Kan enggak mengenakan sekali berbohong setelah kata-kata yang terlontarkan menjadi beban dihati dan mambawa kata janji.

****

Layar monitor notebook masih menyala dengan kapasitas baterai masih full tapi ide untuk merampungkan tugas yang diberikan KPK Cianjur belum tuntas juga. Seandainya bisa ngomong itu notebook pasti bakalan gini,  “Hey... mau dipake gak? Gue mubazir tau baterainya!“

Otakku beku seperti bongkahan es batu yang di Kutub Selatan itu, masih belum mencair mau mengetik tentang apa dan cerita apa. Ku tatap huruf yang berjejer di Notebook. Kata apa yang pertama ku ketik untuk menghasilkan satu kalimat. Terus satu paragraf dan nantinya jadi satu cerita.

Bayangan wajah kedua orang itu (Teh Layla dan Teh Haya) terus menghantui ku bahkan sampai ke kamar kecilpun mereka ikut dan berkata “Maaaannnnaaa janji karyanya?!”  aaaakkhhhh.... tiiiiiiiiidddddaaaaaakkk.
Mereka bagaikan Abraham Samad dan Bambang Wijayanto. Taukan petinggi di KPK yang selalu hadir di layar televisi, baik lewat berita ataupun acara gosip yang sering mengejutkan rakyat Indonesia dengan kabar terbarunya tentang nama pelaku korupsi.

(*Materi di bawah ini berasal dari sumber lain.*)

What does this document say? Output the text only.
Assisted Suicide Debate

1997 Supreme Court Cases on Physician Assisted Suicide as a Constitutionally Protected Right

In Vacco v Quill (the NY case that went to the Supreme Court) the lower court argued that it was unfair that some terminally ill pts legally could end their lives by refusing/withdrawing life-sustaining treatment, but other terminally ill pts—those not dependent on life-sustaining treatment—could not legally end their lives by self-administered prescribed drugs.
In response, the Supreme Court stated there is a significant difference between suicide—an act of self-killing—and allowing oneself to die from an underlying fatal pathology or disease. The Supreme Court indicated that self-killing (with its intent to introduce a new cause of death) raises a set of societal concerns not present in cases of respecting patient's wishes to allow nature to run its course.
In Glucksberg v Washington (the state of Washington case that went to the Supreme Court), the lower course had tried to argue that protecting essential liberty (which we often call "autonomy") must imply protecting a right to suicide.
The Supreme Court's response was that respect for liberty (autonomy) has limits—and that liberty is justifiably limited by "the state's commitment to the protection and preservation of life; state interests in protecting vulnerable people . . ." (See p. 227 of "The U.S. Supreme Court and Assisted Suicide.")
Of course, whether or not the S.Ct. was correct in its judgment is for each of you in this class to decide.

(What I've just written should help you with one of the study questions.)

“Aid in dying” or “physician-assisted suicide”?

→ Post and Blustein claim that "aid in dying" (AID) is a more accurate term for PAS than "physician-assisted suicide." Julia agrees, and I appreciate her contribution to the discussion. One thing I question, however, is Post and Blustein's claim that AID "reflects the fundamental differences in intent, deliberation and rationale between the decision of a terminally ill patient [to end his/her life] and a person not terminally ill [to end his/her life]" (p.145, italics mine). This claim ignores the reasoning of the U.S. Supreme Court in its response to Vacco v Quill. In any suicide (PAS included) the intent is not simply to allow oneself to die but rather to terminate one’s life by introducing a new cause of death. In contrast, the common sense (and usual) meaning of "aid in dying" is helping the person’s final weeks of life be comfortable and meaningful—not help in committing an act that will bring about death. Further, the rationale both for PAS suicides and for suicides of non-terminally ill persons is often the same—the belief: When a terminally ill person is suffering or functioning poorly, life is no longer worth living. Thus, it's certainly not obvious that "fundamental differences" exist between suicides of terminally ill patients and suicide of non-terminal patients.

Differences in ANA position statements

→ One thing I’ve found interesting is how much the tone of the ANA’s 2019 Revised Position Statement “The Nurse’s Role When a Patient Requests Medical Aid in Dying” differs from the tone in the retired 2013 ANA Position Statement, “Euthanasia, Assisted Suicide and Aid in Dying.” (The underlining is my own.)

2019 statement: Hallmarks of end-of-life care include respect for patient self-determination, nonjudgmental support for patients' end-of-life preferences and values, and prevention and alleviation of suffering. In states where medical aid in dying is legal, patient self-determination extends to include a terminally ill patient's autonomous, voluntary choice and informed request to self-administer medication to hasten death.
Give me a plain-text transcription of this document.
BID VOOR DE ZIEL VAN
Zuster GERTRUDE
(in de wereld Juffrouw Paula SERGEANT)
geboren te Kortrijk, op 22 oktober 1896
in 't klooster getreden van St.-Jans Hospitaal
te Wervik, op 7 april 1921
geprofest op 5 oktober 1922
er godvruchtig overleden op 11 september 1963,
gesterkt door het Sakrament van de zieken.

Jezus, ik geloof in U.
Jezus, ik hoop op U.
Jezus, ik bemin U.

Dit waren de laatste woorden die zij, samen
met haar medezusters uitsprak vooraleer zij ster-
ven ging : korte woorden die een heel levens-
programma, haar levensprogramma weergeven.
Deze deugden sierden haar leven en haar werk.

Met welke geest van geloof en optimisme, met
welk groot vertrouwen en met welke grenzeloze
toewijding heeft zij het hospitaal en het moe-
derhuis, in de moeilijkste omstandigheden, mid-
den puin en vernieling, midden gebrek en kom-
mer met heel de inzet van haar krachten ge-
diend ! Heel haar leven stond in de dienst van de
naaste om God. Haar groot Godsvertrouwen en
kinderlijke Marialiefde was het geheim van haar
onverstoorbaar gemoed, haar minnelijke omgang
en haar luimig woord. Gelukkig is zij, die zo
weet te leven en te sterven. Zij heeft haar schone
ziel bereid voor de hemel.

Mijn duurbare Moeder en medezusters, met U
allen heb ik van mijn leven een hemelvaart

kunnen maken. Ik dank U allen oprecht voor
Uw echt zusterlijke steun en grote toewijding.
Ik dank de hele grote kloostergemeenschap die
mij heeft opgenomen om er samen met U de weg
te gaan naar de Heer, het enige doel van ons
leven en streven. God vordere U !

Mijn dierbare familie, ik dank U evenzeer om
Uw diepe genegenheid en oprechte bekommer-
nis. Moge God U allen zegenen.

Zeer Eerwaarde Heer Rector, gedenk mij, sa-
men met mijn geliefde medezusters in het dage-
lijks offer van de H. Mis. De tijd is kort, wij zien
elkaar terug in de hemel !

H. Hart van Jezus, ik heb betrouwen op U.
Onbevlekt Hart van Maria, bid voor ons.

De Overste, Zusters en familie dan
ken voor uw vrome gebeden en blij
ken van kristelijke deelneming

Tik.. tuk.. tik.. tuk detik jam terus memburuku masih menatap layar notebook yang file kertasnya masih bersih tanpa satu pun huruf, “Gimana dong, lusa giliran aku yang diperiksa oleh KPK,” rintih hatiku.
Mulai cari inspirasi, aku datangi tempat yang bukunya lumayan banyak dan itu berletak dijalan Selamet Riyadi no. 1, yaa.. aku termakan ludah sendiri setelah menyindir Uci minggu kemarin, kini aku yang duduk di sini terpaku keasyikan larut dalam beberapa buku yang ku lahap.

Dengan kata Bismillah, pada akhirnya aku mencoba menciptakan karya yang berjenis cerpen. Gampang-gampang susah sih namun tetap ada kesenangan batin. Apalagi bisa menuturkan kisah inspiratif yang dialami setiap orang.

*****
Tiba saatnya KPK periksa karya yang seminggu aku dijanjikan, sebagai tersangka selanjutnya menciut sudah hatiku pasrah dengan komentar dan saran yang akan diberikan
“Mangga, Teteh, Akang diberantas bila ada kesalahannya.”

Ketika mereka membaca cerpen yang aku sodokan, raut wajah terlihat berbeda-beda. Ada yang mengerutkan kening. Entahlah maksudnya apa, “Mungkin saja gak menarik,” pikirku.
Ada yang mengulumkan senyum. Ada juga yang datar-datar saja tuh.
“Waaaahhh... Teh Neng berhasil juga membikin cerpennya!” komentar pertama Teh Layla.
“Bagus.. bagus.. lanjutkan cerpen yang lainnya,” desak Teh Haya.
“Eeemmm, tapi masih belum benar penulisan EYD nya,” cetus yang lain.
“Terus konflik yang didalamnya enggak geregetan!” entah suara siapa itu, pelan banget soalnya.

Alhasil lega sudah karya aku hari itu ternyata tidak ada kata-kata yang menyakitkan hati apalagi menjatuhkan mental. Kritikannya membawa semangat baru untuk menciptakan karya yang seru dan bermutu. Tidak hanya itu, aku jadi bisa tahu ilmu-ilmu kepenulisan yang sepenuhnya belum aku pahami.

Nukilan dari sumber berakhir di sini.